Transformation Requirements

Before we look at the implementation methods, it's key to understand the transformation process requirements as they directly affect the options available. In general, I have seen only three data transformation scenarios:

  • Source data is already transformed (i.e., no transformation required).

  • Source data requires very simple transformation operations.

  • Source data requires very complex transformation operations.

The first and second scenarios almost never occur. If they do, then either you're really building an ODS?and hence this book's techniques generally do not apply?or somehow you've tricked the upstream application teams into producing your source data files with all your data transformations already complete.

Almost always, I find the third scenario to be the case. By more complex transformations, I mean data transformation operations more complex than simply:

  • Substituting constants.

  • Converting data types.

  • Applying format masks.

  • Assigning fields to a sequence number.

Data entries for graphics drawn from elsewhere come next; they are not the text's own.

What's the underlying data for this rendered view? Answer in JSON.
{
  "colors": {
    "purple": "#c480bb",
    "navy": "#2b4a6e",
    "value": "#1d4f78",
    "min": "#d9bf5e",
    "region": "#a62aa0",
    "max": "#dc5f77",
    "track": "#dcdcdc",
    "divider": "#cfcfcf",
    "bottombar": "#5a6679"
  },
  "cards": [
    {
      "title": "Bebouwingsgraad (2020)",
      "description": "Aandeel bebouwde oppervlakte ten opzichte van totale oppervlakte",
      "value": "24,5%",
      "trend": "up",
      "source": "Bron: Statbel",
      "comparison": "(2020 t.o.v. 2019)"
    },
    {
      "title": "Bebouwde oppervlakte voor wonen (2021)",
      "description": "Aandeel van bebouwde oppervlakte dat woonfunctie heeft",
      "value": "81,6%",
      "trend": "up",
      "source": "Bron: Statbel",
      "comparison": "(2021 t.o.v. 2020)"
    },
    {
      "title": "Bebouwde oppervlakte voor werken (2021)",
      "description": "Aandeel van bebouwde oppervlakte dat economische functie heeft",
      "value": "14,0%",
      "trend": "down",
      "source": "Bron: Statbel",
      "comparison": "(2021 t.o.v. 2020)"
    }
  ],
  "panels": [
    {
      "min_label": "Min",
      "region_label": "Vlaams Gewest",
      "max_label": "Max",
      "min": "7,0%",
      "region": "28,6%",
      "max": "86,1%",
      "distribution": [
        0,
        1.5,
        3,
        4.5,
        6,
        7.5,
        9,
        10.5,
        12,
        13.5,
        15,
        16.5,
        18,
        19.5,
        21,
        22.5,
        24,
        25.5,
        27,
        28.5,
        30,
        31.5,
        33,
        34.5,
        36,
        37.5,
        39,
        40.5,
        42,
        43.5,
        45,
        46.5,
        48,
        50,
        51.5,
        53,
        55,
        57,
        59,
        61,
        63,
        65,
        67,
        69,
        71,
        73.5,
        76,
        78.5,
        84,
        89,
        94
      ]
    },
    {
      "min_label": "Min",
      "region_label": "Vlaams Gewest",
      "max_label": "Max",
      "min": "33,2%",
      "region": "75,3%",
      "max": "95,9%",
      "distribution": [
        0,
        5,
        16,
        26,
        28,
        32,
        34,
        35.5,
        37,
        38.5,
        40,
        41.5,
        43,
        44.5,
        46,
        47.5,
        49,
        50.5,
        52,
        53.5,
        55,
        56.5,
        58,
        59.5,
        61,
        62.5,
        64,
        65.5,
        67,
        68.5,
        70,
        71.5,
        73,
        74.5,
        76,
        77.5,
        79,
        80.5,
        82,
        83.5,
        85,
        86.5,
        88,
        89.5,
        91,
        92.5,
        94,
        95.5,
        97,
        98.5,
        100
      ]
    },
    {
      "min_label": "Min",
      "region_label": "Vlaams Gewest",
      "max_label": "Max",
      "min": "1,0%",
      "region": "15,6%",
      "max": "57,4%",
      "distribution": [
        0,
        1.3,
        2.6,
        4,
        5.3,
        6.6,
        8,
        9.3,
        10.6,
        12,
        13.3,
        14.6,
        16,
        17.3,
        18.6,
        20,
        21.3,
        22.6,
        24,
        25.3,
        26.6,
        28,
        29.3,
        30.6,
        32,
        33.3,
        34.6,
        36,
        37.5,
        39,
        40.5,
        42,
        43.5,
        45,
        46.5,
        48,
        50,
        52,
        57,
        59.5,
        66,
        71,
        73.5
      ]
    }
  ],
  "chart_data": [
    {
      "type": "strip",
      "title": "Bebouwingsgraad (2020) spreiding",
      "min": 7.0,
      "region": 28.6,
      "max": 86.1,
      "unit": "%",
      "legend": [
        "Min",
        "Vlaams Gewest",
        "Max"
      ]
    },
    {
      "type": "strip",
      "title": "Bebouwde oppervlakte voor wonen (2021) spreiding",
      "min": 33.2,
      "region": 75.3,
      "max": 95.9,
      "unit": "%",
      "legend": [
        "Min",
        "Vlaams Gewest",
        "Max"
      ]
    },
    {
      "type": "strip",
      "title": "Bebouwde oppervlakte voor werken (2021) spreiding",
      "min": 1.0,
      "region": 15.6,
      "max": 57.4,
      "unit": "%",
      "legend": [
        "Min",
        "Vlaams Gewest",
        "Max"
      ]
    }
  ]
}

  • Setting to NULL based on a condition.

  • Setting a DEFAULT based on a condition.

  • Using simple SQL operators (e.g., UPPER, TRUNC, SUBSTR, etc.).

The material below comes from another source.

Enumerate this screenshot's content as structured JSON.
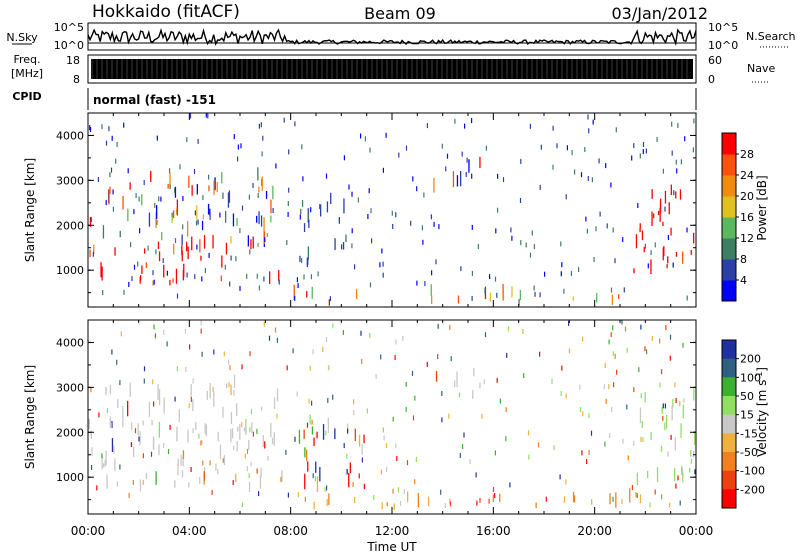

You may recognize these data transformation operations as those available from within Oracle's SQL Loader. So another way to state the third scenario would be that your data transformation process requires logic more complex than that provided by SQL Loader.

For some data warehouses, another key data transformation requirement is the ability to update previously inserted data. I've always referred to this as doing an "UPSERT" (i.e., the combination of an UPDATE and an INSERT). Beginning with Oracle 9i, the new MERGE command directly supports this key data transformation need. However, the MERGE is only supported in SQL DML commands, not in Oracle's SQL Loader.